Updated: May 28, 2026

A Virtual Machine Platform for Non-Computer Professionals for Using Deep Learning to Classify Biological Sequences of Metagenomic Data
09:34

A Virtual Machine Platform for Non-Computer Professionals for Using Deep Learning to Classify Biological Sequences of Metagenomic Data

Published on: September 25, 2021

Adaptive evolutionary artificial neural networks for pattern classification.
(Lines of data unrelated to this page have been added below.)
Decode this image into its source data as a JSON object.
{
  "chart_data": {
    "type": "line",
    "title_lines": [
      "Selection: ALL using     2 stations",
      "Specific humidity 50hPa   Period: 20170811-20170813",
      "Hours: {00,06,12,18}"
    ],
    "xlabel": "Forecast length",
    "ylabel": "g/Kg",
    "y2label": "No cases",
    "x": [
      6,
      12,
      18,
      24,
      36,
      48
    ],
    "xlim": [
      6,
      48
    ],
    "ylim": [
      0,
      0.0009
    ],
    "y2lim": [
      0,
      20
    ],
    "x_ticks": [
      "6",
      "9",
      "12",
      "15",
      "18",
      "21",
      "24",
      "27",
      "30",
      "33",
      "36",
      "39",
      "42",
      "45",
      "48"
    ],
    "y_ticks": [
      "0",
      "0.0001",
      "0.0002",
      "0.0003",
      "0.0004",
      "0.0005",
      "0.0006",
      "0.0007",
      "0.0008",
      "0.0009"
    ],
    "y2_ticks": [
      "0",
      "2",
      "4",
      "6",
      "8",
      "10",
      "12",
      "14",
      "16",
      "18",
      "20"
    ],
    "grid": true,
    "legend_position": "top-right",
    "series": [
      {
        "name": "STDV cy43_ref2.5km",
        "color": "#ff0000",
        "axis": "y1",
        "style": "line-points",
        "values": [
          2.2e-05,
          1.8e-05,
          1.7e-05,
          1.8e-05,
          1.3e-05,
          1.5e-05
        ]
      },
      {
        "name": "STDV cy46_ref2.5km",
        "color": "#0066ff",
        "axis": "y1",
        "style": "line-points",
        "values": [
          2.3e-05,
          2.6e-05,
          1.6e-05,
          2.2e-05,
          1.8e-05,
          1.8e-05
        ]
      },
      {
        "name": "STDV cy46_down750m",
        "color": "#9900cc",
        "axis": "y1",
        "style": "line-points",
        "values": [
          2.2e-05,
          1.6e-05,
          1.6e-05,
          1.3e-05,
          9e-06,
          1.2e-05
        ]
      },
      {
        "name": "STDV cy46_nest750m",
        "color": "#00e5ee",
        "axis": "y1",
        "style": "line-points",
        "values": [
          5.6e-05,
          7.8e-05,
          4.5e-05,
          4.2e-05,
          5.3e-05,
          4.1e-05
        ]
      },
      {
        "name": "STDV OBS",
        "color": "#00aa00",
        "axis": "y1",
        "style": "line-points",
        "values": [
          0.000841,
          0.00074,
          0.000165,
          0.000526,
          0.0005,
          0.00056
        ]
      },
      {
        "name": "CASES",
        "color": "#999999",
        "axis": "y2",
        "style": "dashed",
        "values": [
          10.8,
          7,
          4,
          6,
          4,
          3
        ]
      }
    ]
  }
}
Tatt Hee Oong1, Nor Ashidi Mat Isa

  • 1Imaging and Intelligent Systems Research Team, School of Electrical and Electronic Engineering, Universiti Sains Malaysia, Nibong Tebal 14300, Malaysia. othee@hotmail.com

IEEE Transactions on Neural Networks
|October 5, 2011
PubMed
Summary
This summary is machine-generated.

This study introduces a hybrid evolutionary artificial neural network (HEANN) that balances global and local search for evolving network topology and weights. HEANN demonstrates superior performance in optimizing network complexity and generalization capabilities.

Related Experiment Videos

Last Updated: May 28, 2026

A Virtual Machine Platform for Non-Computer Professionals for Using Deep Learning to Classify Biological Sequences of Metagenomic Data
09:34

A Virtual Machine Platform for Non-Computer Professionals for Using Deep Learning to Classify Biological Sequences of Metagenomic Data

Published on: September 25, 2021

Area of Science:

  • Artificial Intelligence
  • Machine Learning
  • Computational Neuroscience

Background:

  • Evolutionary algorithms (EAs) excel at global search but lack local fine-tuning efficiency.
  • Traditional methods often separate network topology search (EA) from weight updating (gradient learning).
  • A need exists for integrated approaches that optimize both ANN topology and weights effectively.

Purpose of the Study:

  • To present a novel hybrid evolutionary artificial neural network (HEANN) approach.
  • To simultaneously evolve both the topology and weights of artificial neural networks (ANNs).
  • To enhance the efficiency of the evolutionary process by balancing global and local search capabilities.

Main Methods:

  • Developed the HEANN framework, integrating EAs with adaptive mutation probability and weight perturbation step size.
  • Employed HEANN to balance global exploration and local exploitation in the search space.
  • Validated HEANN on four benchmark functions and seven UCI machine learning repository classification problems.

Main Results:

  • HEANN demonstrated superior performance in fine-tuning network complexity.
  • The approach achieved optimal results within a reduced number of generations.
  • HEANN preserved generalization capability compared to other algorithms.

Conclusions:

  • HEANN offers an effective integrated approach for evolving ANNs.
  • The adaptive strategy balances global and local search, improving efficiency.
  • HEANN shows significant potential for complex classification tasks and network optimization.